Internet filtering also helps to protect health systems from legal liability from employees accessing pornography or engaging in illegal online activities such as copyright-infringing file sharing.
Options for Controlling Internet Access in Hospitals
Health systems looking to control Internet access in hospitals have three main options. A hardware-based Internet filter, a software-based filter or a cloud-based web filter. Each has benefits and disadvantages. Appliance-based Internet filters can be expensive, especially for larger healthcare organizations with multiple access points, multiple locations, and large numbers of Internet users. Each appliance can only cope with a certain number of devices at any one time, so multiple appliances will be required. These solutions also lack scalability. As users increase, more appliances must be purchased.
Software-based filters can be installed as virtual appliances and may not require any additional hardware purchases. These solutions offer the equivalent level of protection as an appliance, but with greater flexibility. Cloud-based solutions – DNS filters – are the easiest option. There is no latency and implementation is as simple as changing the DNS record to point to the service provider’s DNS. With cloud-based solutions there is no need for any patching or upgrades as the solution is maintained by the service provider. Cloud-based filters can also protect wired and WiFi networks.
There are many potential solutions offering Internet access control for hospitals. Look for a solution that is easy to install, configure and maintain. Some solutions may appear to offer cost savings, but a high management overhead will reduce the cost effectiveness of the solution over time.
The ideal solution should allow controls to be easily applied for different departments, locations, user groups and users. Scalability is also important – A solution should be able to grow with the organization.

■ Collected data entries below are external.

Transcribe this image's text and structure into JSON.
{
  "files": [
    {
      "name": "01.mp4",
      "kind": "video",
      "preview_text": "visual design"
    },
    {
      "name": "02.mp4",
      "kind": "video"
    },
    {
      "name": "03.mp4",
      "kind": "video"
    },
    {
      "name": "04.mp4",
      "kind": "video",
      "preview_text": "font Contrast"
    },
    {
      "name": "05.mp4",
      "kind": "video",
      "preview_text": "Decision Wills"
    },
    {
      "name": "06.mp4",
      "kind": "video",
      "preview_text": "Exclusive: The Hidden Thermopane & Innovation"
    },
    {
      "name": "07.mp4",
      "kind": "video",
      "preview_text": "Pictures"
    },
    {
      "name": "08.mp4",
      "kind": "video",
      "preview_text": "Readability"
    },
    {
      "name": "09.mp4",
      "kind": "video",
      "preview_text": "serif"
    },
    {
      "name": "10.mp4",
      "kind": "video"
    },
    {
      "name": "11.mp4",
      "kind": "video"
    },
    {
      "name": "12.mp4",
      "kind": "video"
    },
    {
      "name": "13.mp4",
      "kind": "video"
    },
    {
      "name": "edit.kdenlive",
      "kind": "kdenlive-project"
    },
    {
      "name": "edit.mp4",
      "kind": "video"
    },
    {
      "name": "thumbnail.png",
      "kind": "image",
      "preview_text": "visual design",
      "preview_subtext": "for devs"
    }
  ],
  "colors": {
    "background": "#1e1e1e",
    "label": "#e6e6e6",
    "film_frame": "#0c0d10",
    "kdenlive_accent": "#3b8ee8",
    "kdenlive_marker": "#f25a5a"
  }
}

Your chosen solution should allow extensive reporting to provide visibility into which sites users are attempting to access, and allow the filtering of webpages in multiple languages. It is also useful to have APIs available to make it easy to integrate the solution with your back office.
With the right solution, hospitals will be able to improve their security posture, comply with HIPAA Rules on data security, reclaim hours lost to personal Internet use, and create a safe browsing environment for all staff, patients and guests.